Cultivation Online Chapter 2443 – The Great Cataclysm(2) Bahasa Indonesia
“Penyakit itu, yang hanya muncul secara sporadis selama bertahun-tahun yang tak terhitung jumlahnya, tiba-tiba menginfeksi seluruh dunia dalam sekejap,” kata wanita itu dengan suara suram. “Kepanikan menyusul, kekacauan terjadi, dan dunia seperti yang kita kenal pun berakhir. Inilah Malapetaka Besar.”
“Namun, tidak semua orang berubah menjadi iblis berkulit merah yang sekarang menjadi mayoritas bangsa kita. Beberapa berubah menjadi abu-abu, yang lain biru, bahkan ada beberapa yang masih mempertahankan penampilan manusia mereka.”

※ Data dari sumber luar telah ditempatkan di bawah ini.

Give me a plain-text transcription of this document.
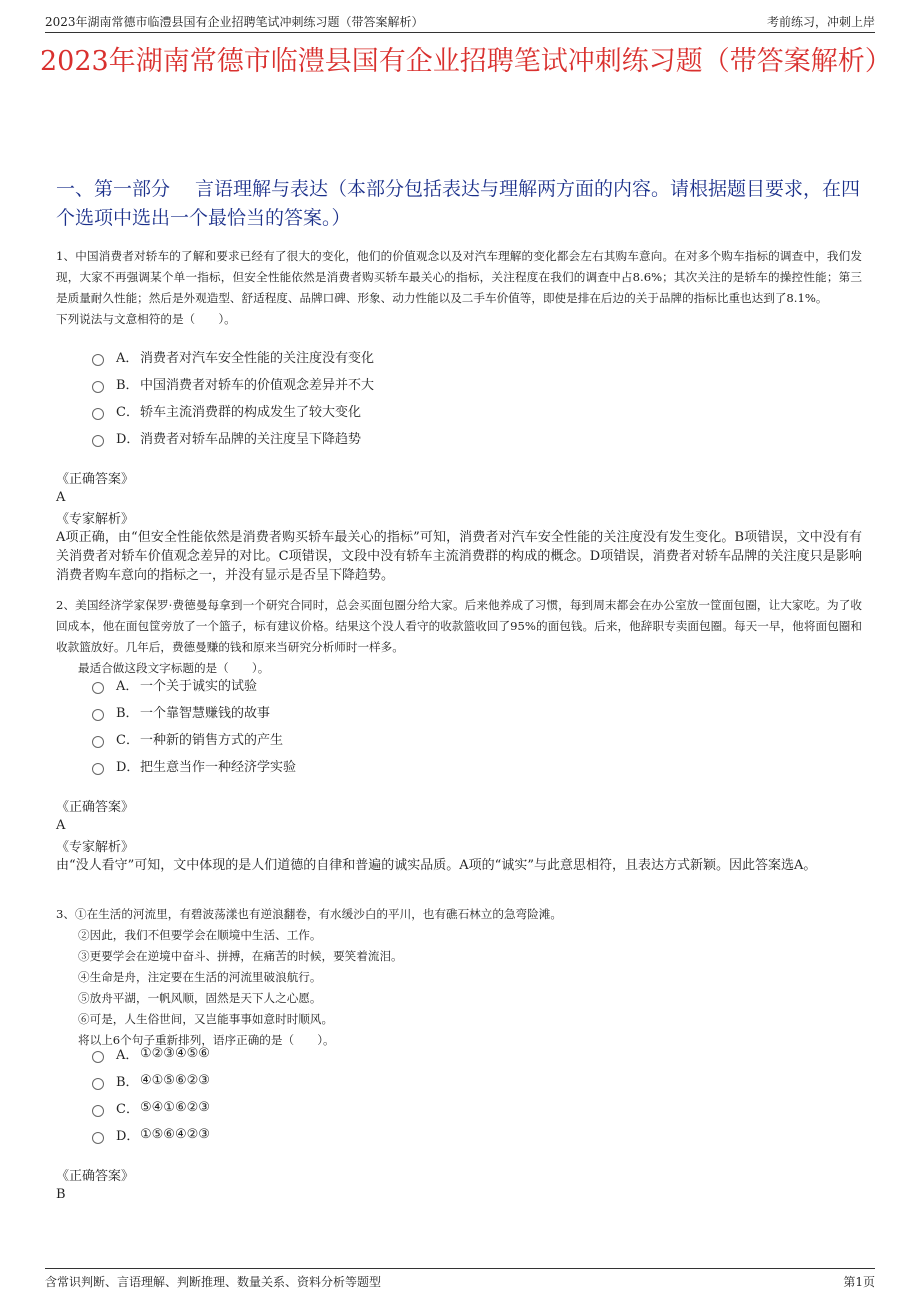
2023年湖南常德市临澧县国有企业招聘笔试冲刺练习题（带答案解析）	考前练习，冲刺上岸
2023年湖南常德市临澧县国有企业招聘笔试冲刺练习题（带答案解析）
一、第一部分　 言语理解与表达（本部分包括表达与理解两方面的内容。请根据题目要求，在四个选项中选出一个最恰当的答案。）

1、中国消费者对轿车的了解和要求已经有了很大的变化，他们的价值观念以及对汽车理解的变化都会左右其购车意向。在对多个购车指标的调查中，我们发现，大家不再强调某个单一指标，但安全性能依然是消费者购买轿车最关心的指标，关注程度在我们的调查中占8.6%；其次关注的是轿车的操控性能；第三是质量耐久性能；然后是外观造型、舒适程度、品牌口碑、形象、动力性能以及二手车价值等，即使是排在后边的关于品牌的指标比重也达到了8.1%。

下列说法与文意相符的是（　　）。

A． 消费者对汽车安全性能的关注度没有变化
B． 中国消费者对轿车的价值观念差异并不大
C． 轿车主流消费群的构成发生了较大变化
D． 消费者对轿车品牌的关注度呈下降趋势

《正确答案》

A

《专家解析》

A项正确，由“但安全性能依然是消费者购买轿车最关心的指标”可知，消费者对汽车安全性能的关注度没有发生变化。B项错误，文中没有有关消费者对轿车价值观念差异的对比。C项错误，文段中没有轿车主流消费群的构成的概念。D项错误，消费者对轿车品牌的关注度只是影响消费者购车意向的指标之一，并没有显示是否呈下降趋势。

2、美国经济学家保罗·费德曼每拿到一个研究合同时，总会买面包圈分给大家。后来他养成了习惯，每到周末都会在办公室放一筐面包圈，让大家吃。为了收回成本，他在面包筐旁放了一个篮子，标有建议价格。结果这个没人看守的收款篮收回了95%的面包钱。后来，他辞职专卖面包圈。每天一早，他将面包圈和收款篮放好。几年后，费德曼赚的钱和原来当研究分析师时一样多。

最适合做这段文字标题的是（　　）。

A． 一个关于诚实的试验
B． 一个靠智慧赚钱的故事
C． 一种新的销售方式的产生
D． 把生意当作一种经济学实验

《正确答案》

A

《专家解析》

由“没人看守”可知，文中体现的是人们道德的自律和普遍的诚实品质。A项的“诚实”与此意思相符，且表达方式新颖。因此答案选A。

3、①在生活的河流里，有碧波荡漾也有逆浪翻卷，有水缓沙白的平川，也有礁石林立的急弯险滩。

②因此，我们不但要学会在顺境中生活、工作。

③更要学会在逆境中奋斗、拼搏，在痛苦的时候，要笑着流泪。

④生命是舟，注定要在生活的河流里破浪航行。

⑤放舟平湖，一帆风顺，固然是天下人之心愿。

⑥可是，人生俗世间，又岂能事事如意时时顺风。

将以上6个句子重新排列，语序正确的是（　　）。

A． ①②③④⑤⑥
B． ④①⑤⑥②③
C． ⑤④①⑥②③
D． ①⑤⑥④②③

《正确答案》

B

含常识判断、言语理解、判断推理、数量关系、资料分析等题型	第1页
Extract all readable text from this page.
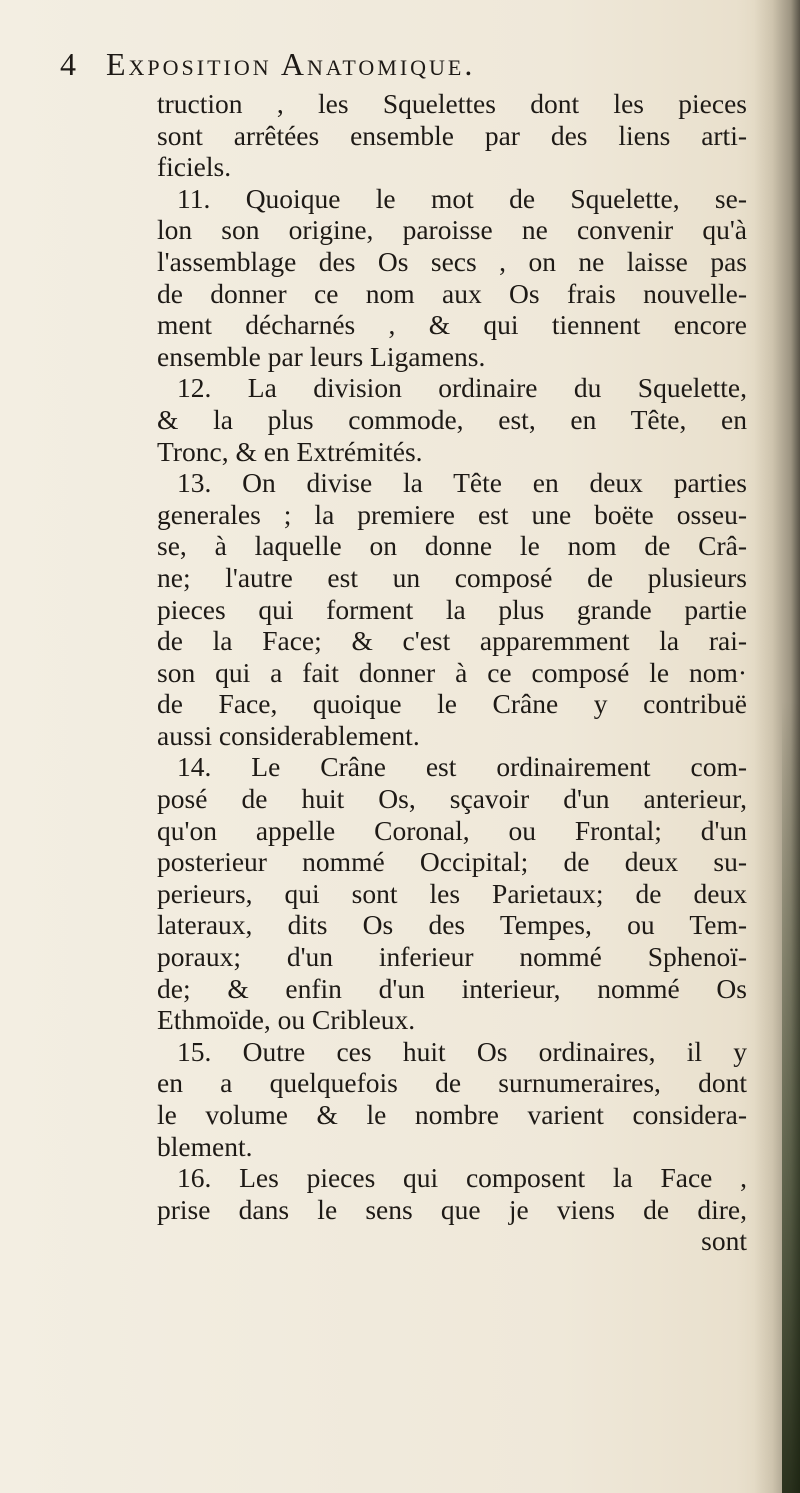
4 Exposition Anatomique.
truction , les Squelettes dont les pieces
sont arrêtées ensemble par des liens arti-
ficiels.
11. Quoique le mot de Squelette, se-
lon son origine, paroisse ne convenir qu'à
l'assemblage des Os secs , on ne laisse pas
de donner ce nom aux Os frais nouvelle-
ment décharnés , & qui tiennent encore
ensemble par leurs Ligamens.
12. La division ordinaire du Squelette,
& la plus commode, est, en Tête, en
Tronc, & en Extrémités.
13. On divise la Tête en deux parties
generales ; la premiere est une boëte osseu-
se, à laquelle on donne le nom de Crâ-
ne; l'autre est un composé de plusieurs
pieces qui forment la plus grande partie
de la Face; & c'est apparemment la rai-
son qui a fait donner à ce composé le nom·
de Face, quoique le Crâne y contribuë
aussi considerablement.
14. Le Crâne est ordinairement com-
posé de huit Os, sçavoir d'un anterieur,
qu'on appelle Coronal, ou Frontal; d'un
posterieur nommé Occipital; de deux su-
perieurs, qui sont les Parietaux; de deux
lateraux, dits Os des Tempes, ou Tem-
poraux; d'un inferieur nommé Sphenoï-
de; & enfin d'un interieur, nommé Os
Ethmoïde, ou Cribleux.
15. Outre ces huit Os ordinaires, il y
en a quelquefois de surnumeraires, dont
le volume & le nombre varient considera-
blement.
16. Les pieces qui composent la Face ,
prise dans le sens que je viens de dire,
sont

Setelah jeda sejenak, dia melanjutkan dengan suara penuh kesedihan, “Segalanya tidak akan seburuk ini jika semua orang berubah menjadi iblis. Sayangnya, bukan itu yang terjadi, karena sebagian besar populasi manusia musnah selama Malapetaka Besar, dan aku menyaksikan seluruh keluargaku mati satu per satu di hadapanku.”
Yuan mendengarkan ceritanya dalam diam dengan ekspresi berpikir di wajahnya.
“Setelah Malapetaka Besar berakhir dan semua orang di dunia ini entah menjadi iblis atau mati, suara yang tidak dikenal bergema di seluruh dunia, memberikan penjelasan singkat tentang apa yang telah terjadi.”
“Dewa Iblis?” tanya Yuan.
Wanita itu mengangguk. “Itu adalah kemunculan pertama Dewa Iblis—perkenalannya kepada dunia. Saat itulah dia mengungkapkan bahwa kami adalah ciptaannya, dan bahwa dia telah mengangkat kami menjadi apa yang dia sebut sebagai makhluk superior.”
“Tentu saja,” lanjut wanita itu dengan desahan napas, “Dewa Iblis menganggap kebanyakan dari kami adalah kegagalan, dengan klaim bahwa hanya segelintir terpilih yang benar-benar berhasil melakukan transendensi. Aku… adalah salah satu dari segelintir orang itu.”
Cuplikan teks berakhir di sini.